My little brother Bobby is obsessed with Anthony Michael Hall. The nerd he can see himself in. Too much brain, not enough brawn. He’s the geek in Sixteen Candles, Gary in Weird Science. Mom keeps buying tapes, hoping to give him someone to bond with since he doesn’t have friends. I keep telling him, You know you can’t treat girls like that, right? He nods, eyes taped to the screen, hand reaching for another Cheeto, orange dust clumping into plates on his finger pads.
Then he catches Edward Scissorhands on TV. There’s five years between the nerd Bobby’s used to and the bully of Scissorhands. Five years and enough muscle to make him nearly unrecognizable. And one of the worst parts of Breakfast Club slices itself into Bobby’s psyche. The criminal gets the princess. The athlete gets the basketcase. But the brain. The brain ends up alone. He’s always alone. The asshole in Scissorhands at least gets the girl for a while.
Bobby drops the Cheetos. Washes his hands. Starts lifting Mom’s hot pink weights. While Mom picks up his inhaler in CVS, Bobby reads Men’s Health and Real Fitness Magazine. He stops eating junk food.
The baby fat leaves him first. Then his sweetness. He’s growing up without Dad and somehow he’s still becoming this person. He smiles less. Stops wearing bright colors. He’s becoming someone I don’t recognize. That’s the idea, he says.
But I like you, I tell him.
Bobby won’t look at me. A big sister isn’t enough. I tell him there’s no wrong way to be a boy.

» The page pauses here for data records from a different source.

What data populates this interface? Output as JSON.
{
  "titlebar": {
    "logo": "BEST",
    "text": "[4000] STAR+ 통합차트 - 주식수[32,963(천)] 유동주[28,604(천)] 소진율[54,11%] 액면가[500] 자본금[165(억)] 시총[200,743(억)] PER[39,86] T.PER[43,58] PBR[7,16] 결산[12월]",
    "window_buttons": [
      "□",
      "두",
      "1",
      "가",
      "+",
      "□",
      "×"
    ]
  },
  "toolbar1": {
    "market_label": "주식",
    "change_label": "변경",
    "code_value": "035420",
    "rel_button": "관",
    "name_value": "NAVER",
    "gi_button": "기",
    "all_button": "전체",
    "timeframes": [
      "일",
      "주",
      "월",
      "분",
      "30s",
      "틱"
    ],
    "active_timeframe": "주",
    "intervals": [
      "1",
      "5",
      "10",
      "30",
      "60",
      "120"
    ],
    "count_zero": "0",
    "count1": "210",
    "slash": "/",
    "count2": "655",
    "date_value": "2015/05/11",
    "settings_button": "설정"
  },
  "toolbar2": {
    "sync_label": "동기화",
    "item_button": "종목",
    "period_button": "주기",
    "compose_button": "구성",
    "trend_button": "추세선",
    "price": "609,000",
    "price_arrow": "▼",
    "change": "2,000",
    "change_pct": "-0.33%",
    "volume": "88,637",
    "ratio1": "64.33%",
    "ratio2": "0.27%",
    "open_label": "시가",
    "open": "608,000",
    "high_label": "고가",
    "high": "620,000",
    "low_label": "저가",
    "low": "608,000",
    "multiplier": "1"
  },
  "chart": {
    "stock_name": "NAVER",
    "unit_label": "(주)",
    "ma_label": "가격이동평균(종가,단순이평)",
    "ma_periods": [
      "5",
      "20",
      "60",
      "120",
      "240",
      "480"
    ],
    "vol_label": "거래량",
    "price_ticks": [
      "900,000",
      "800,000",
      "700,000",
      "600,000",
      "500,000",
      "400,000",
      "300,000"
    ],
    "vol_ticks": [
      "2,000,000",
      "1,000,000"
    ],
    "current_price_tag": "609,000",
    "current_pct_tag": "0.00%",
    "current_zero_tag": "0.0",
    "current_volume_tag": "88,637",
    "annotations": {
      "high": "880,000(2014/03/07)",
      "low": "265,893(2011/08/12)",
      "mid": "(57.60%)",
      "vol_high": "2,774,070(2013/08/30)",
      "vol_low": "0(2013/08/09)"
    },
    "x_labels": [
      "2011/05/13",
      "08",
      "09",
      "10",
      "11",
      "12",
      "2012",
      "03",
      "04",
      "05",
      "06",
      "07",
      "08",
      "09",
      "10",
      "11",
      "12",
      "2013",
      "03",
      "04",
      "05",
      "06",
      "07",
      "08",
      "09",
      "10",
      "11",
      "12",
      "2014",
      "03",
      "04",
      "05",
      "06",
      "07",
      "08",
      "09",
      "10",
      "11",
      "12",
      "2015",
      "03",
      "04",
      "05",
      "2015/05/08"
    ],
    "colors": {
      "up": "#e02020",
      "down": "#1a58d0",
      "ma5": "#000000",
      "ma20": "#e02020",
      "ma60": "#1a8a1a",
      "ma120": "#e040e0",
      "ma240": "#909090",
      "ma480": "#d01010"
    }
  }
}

All I want is a chance, he says. A chance at being someone else. A chance at not being alone.
I stroke the port wine stain on his temple. I remember the day our parents brought him bundled home during a historic cold snap. He was shriveled and small like the sundried tomatoes Mom snuck into all our food. I promised to look after him.
He shakes off my touch. I want to believe him.